隣を歩く手塚が珍しく少し言いにくそうに切り出した。
「何?」
横を見上げても、手塚は前を向いたまま。
「手塚…?」
なんだか不安になったあたしは、足を止めた。
その横で立ち止まった手塚があたしを見て、意を決したように口を開く。
「…そろそろ、名字で呼ぶのはやめてくれないか」
…驚いた。
直後、嬉しさがこみ上げてくる。
確かに、手塚はあたしを可那子、と名前で呼ぶけど、あたしは…くせ、かな?ずっと名字で呼んでた。
あたしは、手塚の手を握った。
「照れてるの?」
こんな手塚初めてで嬉しくて、あたしは彼を見上げてちょっぴり意地悪してみる。
「…っ!」
これも初めて見るかも、手塚の焦った顔。
でもせっかく握った手を振りほどかれそうになって、
「冗談だよ、ごめんね」
あたしはその手を握り直しながら笑って見せた後、
「望んでくれて、嬉しい。

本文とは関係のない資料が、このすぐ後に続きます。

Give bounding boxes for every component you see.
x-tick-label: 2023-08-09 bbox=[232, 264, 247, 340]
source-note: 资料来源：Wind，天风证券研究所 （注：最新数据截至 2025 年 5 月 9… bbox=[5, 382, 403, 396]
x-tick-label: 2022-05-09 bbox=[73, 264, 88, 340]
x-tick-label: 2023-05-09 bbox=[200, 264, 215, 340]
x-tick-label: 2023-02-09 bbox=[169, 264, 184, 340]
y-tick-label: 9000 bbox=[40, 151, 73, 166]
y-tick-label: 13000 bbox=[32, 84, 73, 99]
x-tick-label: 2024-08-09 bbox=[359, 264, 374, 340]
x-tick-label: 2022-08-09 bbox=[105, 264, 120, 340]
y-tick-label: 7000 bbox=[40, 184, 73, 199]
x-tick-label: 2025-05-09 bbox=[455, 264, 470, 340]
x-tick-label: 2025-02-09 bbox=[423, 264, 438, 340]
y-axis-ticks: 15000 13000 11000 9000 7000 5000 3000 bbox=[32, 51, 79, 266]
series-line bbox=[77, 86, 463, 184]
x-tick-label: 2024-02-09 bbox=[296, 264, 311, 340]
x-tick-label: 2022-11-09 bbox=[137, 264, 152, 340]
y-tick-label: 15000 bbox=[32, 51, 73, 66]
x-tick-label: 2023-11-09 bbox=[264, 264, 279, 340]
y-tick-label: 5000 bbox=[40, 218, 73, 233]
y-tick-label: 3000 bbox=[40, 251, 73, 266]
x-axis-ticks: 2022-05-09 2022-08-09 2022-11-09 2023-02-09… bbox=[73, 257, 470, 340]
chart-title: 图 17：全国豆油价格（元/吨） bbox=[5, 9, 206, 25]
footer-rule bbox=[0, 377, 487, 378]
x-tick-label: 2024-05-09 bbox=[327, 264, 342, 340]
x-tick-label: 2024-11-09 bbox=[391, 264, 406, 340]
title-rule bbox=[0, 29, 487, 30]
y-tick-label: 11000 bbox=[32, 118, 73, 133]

ありがと、国光…」
初めて、その名前を呼んでみた。
いざ呼んでみたら、あたしもなんだか恥ずかしくて俯いちゃう。
だけど、ふと感じた優しい感触に顔を上げると、空いた手で頭をなでてくれる手塚の綺麗な瞳があたしを見つめていた。
「帰ろう、可那子」
「うん」
繋いだままの手に少し力を込めて、あたしたちは歩き出した――。